When news broke this week revealing an “unprecedented” security breach by rogue state actors breaking into multiple government computer networks — a story that continues to evolve — the word used when describing the criminal act was “hacked.”
Hack, and its iterations (hacked, hacker, hacking), likely conjures up images of nefarious cybercriminals and their deeds. However, the word has been around far longer than the advent of interconnected computer networks.
Etymologists date the origin of hack to the time known as Middle English, (between 1150 and 1500) and its evolution is labyrinthian, as you will learn. According to the Oxford English Dictionary, hack’s entrée in modern language began several hundred years ago in its original meanings: “[to] cut with heavy blows in an irregular or random fashion.”
Fast forward several centuries and the Silicon Valley cyber-parlance version was germinated almost as an aside, attached to the minutes of an M.I.T. Tech Model Railroad Club meeting in 1955.
According to a 2015 blog post on Wired, a note attached to the club’s minutes read, “Mr. Eccles requests that anyone working or hacking on the electrical system turn the power off to avoid fuse blowing.”
Wired’s reporting goes on to describe how the word’s use at M.I.T. began to evolve, with a mention of hack in the student newspaper, The Tech, from a 1959 edition quoting a fraternity member who promised, “to hack around in a gorilla suit,” when promoting an upcoming Sigma Phi Epsilon circus party.
A November 1963 headline in The Tech baked its current usage into the word. An article in the newspaper reported how criminals intruded into the university’s campus telephone system by connecting a PDP-1 computer to the network and then launched what is called a brute-force attack. That headline: “Telephone Hackers Active.”
Of course, a word coined centuries before our federal government got hacked has several various meanings. Hack is also quite utilitarian: it can be employed as a noun, a verb, and an adjective.
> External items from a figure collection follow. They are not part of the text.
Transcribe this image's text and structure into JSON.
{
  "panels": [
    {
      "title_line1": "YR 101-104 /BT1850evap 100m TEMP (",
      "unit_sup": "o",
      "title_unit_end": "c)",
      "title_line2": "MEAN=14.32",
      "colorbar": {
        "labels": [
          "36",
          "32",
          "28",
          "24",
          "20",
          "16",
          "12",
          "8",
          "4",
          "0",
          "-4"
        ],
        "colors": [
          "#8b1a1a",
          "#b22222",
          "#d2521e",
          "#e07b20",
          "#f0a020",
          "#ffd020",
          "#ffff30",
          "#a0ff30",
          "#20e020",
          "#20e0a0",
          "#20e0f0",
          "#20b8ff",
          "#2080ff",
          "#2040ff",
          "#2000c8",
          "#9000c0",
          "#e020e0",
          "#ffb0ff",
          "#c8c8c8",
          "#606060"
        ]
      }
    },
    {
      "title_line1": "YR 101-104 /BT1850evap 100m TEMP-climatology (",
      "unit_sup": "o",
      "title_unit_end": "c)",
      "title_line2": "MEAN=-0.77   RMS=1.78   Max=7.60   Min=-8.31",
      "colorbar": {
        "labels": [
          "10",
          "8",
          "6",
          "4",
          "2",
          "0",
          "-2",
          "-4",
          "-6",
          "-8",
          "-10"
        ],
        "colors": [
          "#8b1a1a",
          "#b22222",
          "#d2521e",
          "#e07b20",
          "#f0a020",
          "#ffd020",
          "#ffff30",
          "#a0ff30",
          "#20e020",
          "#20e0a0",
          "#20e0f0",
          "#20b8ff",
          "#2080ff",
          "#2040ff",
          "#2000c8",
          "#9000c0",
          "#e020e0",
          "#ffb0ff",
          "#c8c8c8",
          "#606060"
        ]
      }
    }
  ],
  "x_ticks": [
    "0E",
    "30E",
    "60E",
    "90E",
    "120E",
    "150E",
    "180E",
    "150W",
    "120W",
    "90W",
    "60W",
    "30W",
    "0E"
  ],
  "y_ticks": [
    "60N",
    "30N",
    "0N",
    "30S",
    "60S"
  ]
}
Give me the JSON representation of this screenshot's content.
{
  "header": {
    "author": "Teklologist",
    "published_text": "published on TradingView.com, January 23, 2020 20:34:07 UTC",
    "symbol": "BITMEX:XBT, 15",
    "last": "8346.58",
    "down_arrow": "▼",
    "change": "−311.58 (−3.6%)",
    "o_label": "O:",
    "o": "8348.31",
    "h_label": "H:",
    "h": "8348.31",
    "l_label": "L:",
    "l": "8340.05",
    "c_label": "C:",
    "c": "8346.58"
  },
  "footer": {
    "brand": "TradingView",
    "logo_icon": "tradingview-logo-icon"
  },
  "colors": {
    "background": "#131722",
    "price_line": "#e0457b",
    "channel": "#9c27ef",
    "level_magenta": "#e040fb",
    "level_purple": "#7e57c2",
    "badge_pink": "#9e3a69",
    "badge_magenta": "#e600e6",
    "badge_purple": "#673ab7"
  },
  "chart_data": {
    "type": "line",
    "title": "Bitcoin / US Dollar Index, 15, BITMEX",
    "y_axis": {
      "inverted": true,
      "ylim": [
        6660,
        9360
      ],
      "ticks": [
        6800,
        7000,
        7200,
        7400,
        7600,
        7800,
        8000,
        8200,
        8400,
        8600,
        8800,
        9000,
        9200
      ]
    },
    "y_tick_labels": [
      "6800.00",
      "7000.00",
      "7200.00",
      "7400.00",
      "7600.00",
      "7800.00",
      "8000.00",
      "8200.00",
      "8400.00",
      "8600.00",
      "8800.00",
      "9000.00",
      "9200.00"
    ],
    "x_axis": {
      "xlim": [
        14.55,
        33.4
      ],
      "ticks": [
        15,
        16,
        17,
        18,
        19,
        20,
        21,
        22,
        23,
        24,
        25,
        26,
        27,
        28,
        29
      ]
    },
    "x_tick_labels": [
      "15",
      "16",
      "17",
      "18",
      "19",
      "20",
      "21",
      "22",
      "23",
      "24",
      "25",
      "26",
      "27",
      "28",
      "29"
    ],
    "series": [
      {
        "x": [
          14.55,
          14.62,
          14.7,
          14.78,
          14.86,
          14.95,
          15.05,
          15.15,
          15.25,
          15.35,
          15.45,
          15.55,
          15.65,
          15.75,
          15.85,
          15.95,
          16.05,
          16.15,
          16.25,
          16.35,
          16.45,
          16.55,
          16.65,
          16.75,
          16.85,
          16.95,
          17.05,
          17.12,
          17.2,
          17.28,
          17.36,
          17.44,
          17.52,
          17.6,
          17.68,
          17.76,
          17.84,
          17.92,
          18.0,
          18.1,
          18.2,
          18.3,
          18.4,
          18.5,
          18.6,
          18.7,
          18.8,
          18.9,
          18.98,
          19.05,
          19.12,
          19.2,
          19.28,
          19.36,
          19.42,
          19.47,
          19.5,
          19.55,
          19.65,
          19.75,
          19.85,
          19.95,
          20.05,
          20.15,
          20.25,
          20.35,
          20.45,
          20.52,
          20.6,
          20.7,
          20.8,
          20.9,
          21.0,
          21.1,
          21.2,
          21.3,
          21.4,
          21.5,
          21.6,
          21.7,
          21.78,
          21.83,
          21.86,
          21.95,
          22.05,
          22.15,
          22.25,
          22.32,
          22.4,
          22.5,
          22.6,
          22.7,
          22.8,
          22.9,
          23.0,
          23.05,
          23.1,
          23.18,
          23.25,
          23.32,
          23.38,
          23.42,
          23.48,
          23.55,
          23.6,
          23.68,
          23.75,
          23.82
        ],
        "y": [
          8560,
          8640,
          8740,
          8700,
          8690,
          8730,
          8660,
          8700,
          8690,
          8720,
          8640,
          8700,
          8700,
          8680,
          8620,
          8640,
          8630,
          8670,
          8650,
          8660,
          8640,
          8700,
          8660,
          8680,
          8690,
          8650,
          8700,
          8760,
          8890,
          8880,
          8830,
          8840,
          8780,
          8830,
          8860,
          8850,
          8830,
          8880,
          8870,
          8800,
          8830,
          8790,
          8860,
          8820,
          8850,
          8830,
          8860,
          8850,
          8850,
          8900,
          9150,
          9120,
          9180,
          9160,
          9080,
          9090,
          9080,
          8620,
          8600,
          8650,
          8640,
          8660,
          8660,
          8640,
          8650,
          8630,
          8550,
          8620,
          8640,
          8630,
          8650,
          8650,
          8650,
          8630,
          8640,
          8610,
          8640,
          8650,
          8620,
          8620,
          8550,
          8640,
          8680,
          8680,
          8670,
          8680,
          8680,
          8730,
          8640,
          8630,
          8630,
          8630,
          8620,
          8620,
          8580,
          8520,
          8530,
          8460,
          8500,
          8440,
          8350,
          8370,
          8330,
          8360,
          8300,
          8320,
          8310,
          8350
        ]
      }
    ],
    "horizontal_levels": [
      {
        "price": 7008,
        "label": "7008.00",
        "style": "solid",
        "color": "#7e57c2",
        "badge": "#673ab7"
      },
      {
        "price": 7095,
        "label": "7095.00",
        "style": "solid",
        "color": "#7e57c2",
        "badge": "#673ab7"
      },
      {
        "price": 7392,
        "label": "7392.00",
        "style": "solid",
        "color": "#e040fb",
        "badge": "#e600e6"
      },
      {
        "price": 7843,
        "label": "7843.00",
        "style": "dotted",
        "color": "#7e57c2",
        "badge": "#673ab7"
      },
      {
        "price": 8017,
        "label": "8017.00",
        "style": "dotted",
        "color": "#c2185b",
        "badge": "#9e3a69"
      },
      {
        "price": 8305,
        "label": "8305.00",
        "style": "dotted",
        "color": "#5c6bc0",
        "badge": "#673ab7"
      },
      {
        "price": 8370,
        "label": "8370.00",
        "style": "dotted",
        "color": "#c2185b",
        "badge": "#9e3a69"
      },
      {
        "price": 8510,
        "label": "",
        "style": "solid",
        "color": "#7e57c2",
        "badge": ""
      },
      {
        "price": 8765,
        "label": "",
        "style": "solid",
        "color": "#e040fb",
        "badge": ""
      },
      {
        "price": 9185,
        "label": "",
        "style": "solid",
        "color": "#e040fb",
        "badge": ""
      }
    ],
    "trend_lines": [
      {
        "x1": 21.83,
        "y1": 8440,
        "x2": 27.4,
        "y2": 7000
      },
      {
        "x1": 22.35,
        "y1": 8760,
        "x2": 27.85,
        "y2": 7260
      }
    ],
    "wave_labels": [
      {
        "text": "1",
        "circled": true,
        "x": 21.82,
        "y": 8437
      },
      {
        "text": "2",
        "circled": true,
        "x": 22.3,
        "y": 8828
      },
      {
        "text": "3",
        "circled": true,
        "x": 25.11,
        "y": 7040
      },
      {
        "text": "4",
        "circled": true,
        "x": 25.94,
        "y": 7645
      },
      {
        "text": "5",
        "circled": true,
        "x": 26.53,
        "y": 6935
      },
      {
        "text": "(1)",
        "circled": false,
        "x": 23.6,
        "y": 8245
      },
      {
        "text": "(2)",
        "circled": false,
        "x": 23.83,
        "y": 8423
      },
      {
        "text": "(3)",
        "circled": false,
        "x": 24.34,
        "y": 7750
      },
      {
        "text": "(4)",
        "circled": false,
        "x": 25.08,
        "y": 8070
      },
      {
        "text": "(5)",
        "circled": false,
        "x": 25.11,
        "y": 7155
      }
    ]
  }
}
One interesting tie that binds is not its modern tech infusion, but rather its inferred (and sometimes explicit) negative connotation.
Hack — The Noun
Merriam-Webster devotes a lot of ink to hack as a noun, including seven entries of usage. The first entry, which relates to its original meaning is, “a tool for rough cutting or chopping: an implement for hacking.” That is followed by “[to] nick, notch.” Entry 3 describes hack as, “a short dry cough,” before reversing course at No. 4, describing, “a rough or irregular cutting stroke: a hacking blow.”
Sitting at fifth place, hack describes a “…restriction to quarters as punishment,” referring specifically to naval officers. It’s No. 6 that first introduces us to hack as something innovative or positive: “a usually [creative] improvised solution to a computer hardware or programming problem or limitation.”
We note that definition No. 6 no longer enjoys sole provenance in the tech realm. Hack is now commonly used in that meaning — as a positive — when describing various ways to engineer workarounds to otherwise intransigent dilemmas. (The variant gets short shrift as No. 6 “c.”)
No. 6 also includes its most recent and recognized definition, perched above the aforementioned variant, at No.6b: “an act or instance of gaining or attempting to gain illegal access to a computer or computer system.”
The feel-good doesn’t last long though; No. 7 defines the word as a person who “works solely for mercenary reasons (e.g. party hacks) and offers up (clearing throat sound) writers for hire, too.
Hack — The Verb
At pole position here, hack’s top billing also describes cutting or chopping: “to cut or sever with repeated irregular or unskillful blows; to cut or shape by or as if by crude or ruthless strokes.”
No. 2 speaks of being “annoyed or vexed,” as in “he gets really hacked off when people cheat.” (I can’t say I’ve ever heard or used hack in that sense, but I have no reason to doubt its accuracy.) The third spot circles back atop: “to clear or make by or as if by cutting away vegetation”; a variant of No. 3 references the word as akin to tolerate, e.g., “he couldn’t hack it.”
It is down at No. 4 where hack and its transitive variants appear in its most currently used form: “to gain illegal access to (a computer network, system, etc.).”
Hack — The Adjective
Lastly, nothing is redeeming about hack as an adjective. The first reference defines it as: “working for hire especially with mediocre professional standards,” with Merriam-Webster providing “a hack journalist” as an example. The second reference makes similar use of the word: “…performed by or suited to a person who works or writes purely to earn money.”